MultiStepA2C

class maze.train.trainers.a2c.a2c_trainer.MultiStepA2C(algorithm_config: maze.train.trainers.a2c.a2c_algorithm_config.A2CAlgorithmConfig, env: Union[maze.train.parallelization.distributed_env.distributed_env.BaseDistributedEnv, maze.core.env.structured_env.StructuredEnv, maze.core.env.structured_env_spaces_mixin.StructuredEnvSpacesMixin, maze.core.log_stats.log_stats_env.LogStatsEnv], eval_env: [<class 'maze.train.parallelization.distributed_env.distributed_env.BaseDistributedEnv'>, <class 'maze.core.env.structured_env.StructuredEnv'>, <class 'maze.core.env.structured_env_spaces_mixin.StructuredEnvSpacesMixin'>, <class 'maze.core.log_stats.log_stats_env.LogStatsEnv'>], model: maze.core.agent.torch_actor_critic.TorchActorCritic, model_selection: Optional[maze.train.trainers.common.model_selection.best_model_selection.BestModelSelection], initial_state: Optional[str] = None)

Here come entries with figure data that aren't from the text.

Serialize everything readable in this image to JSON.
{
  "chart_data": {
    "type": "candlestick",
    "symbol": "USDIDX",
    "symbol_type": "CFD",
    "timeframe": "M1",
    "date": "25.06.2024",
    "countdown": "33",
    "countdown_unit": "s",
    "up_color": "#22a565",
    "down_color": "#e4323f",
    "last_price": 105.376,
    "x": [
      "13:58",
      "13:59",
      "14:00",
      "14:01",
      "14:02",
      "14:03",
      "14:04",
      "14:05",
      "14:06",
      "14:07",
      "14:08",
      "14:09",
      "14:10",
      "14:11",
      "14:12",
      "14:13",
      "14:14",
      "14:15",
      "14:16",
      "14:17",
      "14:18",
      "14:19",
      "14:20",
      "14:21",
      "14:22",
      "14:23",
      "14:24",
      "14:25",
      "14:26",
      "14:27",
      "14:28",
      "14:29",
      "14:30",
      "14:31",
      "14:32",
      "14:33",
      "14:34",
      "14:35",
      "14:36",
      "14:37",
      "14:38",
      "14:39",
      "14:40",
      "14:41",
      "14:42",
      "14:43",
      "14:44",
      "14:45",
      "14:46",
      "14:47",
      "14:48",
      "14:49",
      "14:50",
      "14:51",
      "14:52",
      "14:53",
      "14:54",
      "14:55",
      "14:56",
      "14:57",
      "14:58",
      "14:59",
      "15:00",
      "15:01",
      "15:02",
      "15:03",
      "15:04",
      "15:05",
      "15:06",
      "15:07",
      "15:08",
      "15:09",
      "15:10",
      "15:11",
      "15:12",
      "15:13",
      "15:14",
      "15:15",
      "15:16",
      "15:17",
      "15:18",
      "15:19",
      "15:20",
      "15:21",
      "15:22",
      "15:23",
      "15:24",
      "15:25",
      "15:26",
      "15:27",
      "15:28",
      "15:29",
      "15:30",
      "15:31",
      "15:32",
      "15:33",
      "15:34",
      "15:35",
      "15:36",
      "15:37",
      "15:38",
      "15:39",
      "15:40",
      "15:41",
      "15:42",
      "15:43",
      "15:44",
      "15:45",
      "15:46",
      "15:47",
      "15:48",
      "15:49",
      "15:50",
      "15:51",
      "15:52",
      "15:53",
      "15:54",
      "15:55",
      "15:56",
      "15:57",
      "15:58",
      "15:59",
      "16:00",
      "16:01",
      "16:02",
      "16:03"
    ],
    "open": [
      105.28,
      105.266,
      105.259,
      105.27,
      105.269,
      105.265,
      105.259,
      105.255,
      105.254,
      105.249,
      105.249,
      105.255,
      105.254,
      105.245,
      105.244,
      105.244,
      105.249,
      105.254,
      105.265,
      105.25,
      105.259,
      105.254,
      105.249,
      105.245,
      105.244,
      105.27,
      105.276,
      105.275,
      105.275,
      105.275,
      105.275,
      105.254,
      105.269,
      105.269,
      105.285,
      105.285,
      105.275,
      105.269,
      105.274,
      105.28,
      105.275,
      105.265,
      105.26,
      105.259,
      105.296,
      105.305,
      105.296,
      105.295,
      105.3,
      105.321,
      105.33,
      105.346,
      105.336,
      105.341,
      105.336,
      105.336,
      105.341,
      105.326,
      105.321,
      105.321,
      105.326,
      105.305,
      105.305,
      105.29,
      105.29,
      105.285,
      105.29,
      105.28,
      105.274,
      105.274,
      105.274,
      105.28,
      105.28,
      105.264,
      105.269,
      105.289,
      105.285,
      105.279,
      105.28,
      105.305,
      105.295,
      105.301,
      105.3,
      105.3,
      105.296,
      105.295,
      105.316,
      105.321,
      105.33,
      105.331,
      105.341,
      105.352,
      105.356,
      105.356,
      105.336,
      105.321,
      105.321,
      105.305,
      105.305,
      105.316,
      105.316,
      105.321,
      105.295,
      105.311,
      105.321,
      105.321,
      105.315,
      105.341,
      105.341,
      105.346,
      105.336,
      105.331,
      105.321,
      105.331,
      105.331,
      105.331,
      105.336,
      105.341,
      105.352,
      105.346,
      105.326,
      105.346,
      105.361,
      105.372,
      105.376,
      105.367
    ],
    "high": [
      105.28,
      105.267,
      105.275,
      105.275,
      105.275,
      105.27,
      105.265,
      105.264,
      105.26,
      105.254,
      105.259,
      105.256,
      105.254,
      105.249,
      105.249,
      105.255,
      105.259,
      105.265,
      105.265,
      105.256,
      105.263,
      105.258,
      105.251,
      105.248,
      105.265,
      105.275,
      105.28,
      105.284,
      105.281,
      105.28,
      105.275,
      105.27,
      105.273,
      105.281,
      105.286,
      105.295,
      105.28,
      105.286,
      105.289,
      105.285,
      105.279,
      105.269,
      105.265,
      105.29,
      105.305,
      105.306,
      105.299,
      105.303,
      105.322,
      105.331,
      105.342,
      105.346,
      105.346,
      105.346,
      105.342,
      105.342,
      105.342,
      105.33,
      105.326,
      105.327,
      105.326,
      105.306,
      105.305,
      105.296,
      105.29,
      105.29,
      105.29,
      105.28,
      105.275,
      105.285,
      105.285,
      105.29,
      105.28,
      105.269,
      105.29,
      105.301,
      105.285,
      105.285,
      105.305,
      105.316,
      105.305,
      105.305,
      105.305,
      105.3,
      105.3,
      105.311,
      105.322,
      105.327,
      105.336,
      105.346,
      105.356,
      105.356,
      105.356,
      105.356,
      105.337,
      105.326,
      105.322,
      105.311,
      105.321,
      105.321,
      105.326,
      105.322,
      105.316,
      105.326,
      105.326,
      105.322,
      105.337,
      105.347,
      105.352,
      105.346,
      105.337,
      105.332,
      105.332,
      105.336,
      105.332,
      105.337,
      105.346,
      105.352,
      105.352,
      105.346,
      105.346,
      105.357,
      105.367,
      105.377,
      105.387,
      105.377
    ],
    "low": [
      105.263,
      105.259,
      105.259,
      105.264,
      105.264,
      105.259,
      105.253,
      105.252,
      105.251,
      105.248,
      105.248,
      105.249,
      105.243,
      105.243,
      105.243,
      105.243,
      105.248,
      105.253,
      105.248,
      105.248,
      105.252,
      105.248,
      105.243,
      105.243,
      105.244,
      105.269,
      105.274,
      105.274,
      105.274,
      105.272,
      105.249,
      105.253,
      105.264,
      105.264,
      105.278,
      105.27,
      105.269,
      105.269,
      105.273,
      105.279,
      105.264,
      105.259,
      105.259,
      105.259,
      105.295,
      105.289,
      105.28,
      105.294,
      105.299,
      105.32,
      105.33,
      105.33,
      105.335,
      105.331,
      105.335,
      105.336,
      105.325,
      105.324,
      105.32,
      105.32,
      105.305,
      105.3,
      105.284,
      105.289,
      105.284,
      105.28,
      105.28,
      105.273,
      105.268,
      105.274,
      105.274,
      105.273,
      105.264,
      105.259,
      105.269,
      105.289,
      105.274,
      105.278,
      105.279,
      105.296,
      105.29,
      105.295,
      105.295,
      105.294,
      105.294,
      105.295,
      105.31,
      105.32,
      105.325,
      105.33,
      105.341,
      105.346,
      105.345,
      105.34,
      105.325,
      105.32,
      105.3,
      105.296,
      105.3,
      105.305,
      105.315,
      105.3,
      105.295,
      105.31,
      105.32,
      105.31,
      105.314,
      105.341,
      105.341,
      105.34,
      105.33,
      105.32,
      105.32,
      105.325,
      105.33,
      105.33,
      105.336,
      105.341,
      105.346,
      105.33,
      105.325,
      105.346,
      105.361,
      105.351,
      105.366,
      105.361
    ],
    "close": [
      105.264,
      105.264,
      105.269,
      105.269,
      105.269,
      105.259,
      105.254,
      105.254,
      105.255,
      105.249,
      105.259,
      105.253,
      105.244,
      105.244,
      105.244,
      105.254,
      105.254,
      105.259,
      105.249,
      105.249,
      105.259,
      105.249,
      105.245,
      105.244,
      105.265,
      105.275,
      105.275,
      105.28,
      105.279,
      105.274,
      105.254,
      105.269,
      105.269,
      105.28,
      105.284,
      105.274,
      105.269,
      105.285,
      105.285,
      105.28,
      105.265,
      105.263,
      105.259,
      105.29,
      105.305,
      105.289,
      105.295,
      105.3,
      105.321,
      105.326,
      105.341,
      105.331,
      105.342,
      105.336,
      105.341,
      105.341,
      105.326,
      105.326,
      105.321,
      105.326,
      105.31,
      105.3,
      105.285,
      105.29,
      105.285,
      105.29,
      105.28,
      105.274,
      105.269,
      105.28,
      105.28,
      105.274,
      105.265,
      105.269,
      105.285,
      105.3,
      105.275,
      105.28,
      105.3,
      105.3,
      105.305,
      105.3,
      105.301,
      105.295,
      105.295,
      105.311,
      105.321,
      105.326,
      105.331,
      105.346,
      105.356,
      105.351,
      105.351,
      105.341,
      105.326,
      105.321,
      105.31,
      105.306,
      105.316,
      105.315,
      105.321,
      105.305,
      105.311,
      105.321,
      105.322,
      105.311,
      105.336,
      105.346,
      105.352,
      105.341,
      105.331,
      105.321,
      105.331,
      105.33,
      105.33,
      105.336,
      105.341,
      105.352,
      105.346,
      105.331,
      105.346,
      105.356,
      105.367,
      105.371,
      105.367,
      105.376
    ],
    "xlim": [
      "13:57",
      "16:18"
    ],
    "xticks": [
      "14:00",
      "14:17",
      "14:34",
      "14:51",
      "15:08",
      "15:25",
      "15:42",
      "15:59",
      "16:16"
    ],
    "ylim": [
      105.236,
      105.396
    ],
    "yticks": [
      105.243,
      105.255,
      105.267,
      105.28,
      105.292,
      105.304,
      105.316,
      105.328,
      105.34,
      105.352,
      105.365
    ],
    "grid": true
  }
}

Multi step advantage actor critic.

Parameters
  • algorithm_config – Algorithm parameters.

  • env – Distributed structured environment

  • eval_env – Evaluation distributed structured environment

  • model – Structured torch actor critic model.

  • initial_state – path to initial state (policy weights, critic weights, optimizer state)

  • model_selection – Optional model selection class, receives model evaluation results.